Thursday, January 12, 2006


There is a chance that at one time my mother was resident on Tralfamadore. In any case, she often comes unstuck in time. Though it seems that her time travel only occurs in respect of grocery purchases.

Pull any item out from the back of the cupboard. For example, the box of cheerios that has turned a weathered brownish colour and has pictures of a mother with a big perm on the front of the box.

Me: How old is this, mom?

Mom: Oh, [she now comes unstuck and travels back ten years….] I just bought that last week.

My mother is diligent in house upkeep in every other respect, but in the realm of groceries, the fridge door opens a fissure in time through which one can gain insight into the Loblaws of the 1990s.

This is what happens when one’s children move from the house and one adopts a salmon- and blueberry- only diet. I kid you not. Apparently they are good for the skin.

In any case, my lesson begins with a visit home to mom. To her credit, I find a fresh bagel and some cream cheese. I make a sandwich.

Then, I stick my head through the fridge portal and see a jar of pickles far in the back of the fridge.

Me: Mom, how old are those pickles?

Mom: Oh, […time travel…] I just bought those last week.

I gazed at the jar. The pickles seemed to have a hyper-green tinge. I was uncertain.

Me: Are you sure they are fresh? They look kind of old.

Mom: No, [still in the past] the oldest they could be is one month.

I opened the jar. There were three pickles left. Well, three and a half.
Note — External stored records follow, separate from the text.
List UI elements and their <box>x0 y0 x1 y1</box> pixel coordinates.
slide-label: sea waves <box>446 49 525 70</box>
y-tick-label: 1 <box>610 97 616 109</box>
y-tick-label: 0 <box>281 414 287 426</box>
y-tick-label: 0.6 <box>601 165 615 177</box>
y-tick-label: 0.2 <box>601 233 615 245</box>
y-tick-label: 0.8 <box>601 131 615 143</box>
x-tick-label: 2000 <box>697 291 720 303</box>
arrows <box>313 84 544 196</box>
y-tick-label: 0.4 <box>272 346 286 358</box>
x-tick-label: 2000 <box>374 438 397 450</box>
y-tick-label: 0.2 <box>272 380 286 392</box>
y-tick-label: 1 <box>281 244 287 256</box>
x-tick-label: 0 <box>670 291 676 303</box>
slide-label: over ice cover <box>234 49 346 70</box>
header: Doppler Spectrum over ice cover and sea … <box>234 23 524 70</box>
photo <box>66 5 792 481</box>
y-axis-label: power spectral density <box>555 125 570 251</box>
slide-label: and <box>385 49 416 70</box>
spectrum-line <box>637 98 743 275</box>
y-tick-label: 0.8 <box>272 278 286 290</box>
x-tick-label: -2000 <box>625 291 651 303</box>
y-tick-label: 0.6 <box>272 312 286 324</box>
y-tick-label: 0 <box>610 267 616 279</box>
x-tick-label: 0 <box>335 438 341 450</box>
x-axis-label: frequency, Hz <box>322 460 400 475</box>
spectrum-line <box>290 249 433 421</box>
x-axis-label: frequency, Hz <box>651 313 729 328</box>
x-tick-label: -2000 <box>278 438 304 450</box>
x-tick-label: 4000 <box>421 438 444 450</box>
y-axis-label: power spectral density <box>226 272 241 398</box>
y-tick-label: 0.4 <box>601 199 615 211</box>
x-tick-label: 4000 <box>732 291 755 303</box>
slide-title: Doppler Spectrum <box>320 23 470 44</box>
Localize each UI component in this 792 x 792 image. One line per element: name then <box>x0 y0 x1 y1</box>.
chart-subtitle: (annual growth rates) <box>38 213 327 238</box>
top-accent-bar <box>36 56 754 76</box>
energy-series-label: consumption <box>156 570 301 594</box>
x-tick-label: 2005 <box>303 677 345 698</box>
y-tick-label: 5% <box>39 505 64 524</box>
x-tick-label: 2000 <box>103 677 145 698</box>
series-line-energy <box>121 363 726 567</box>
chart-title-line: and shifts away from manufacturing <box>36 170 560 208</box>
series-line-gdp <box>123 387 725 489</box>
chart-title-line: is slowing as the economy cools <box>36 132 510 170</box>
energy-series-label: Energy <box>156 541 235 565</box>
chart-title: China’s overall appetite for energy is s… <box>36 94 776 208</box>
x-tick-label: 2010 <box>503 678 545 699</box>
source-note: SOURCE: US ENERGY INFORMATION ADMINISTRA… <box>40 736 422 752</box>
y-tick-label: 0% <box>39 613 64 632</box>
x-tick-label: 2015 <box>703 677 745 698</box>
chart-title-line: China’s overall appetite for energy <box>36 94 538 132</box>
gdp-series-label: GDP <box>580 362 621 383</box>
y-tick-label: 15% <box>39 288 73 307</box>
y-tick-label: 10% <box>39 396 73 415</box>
One appeared to have had a bite taken from it and been placed back in the jar. A more pungent-than-usual vinegar smell assaulted my nose.

While cloudy brine may be one of the indicia of freshness, I wondered what positive opaqueness meant.

Mom: Go ahead, they’re fine.

I forked one of the pickles from the jar and took a hesitant bite.

It instantly disintegrated in my mouth and burnt my tongue.

MY TASK: Trust my gut instincts more. If it looks like a bad pickle, and smells like a bad pickle, in all likelihood, it is a bad pickle.


Blogger Lisa said...

...agreed. I learned that lesson very early on, though, since I was the poor recipient of the 'real fruit chunk' orange juice. Me: mom, how old is this? Mom: I just bought it. Me: its chunky. Mom: it has real fruit chunks in it. I proceeded to drink the fowl orange juice, until better judgement told me to spit out a 'real fruit chunk' and investigate. Indeed, this 'real fruit chunk' was a 'real old chunk of mold'. Lesson: never trust moms faulty grocery time estimation.

10:55 AM  
Anonymous a said...

nadine, you are good. really good. the chance to read a few other acquaintances' new blogs recently made me appreciate how good you are -- it's yours i keep coming back to.

11:17 AM  
Blogger Nadine said...

Dear a,
Thank you very much for your kind comment. I'm so glad that you are enjoying.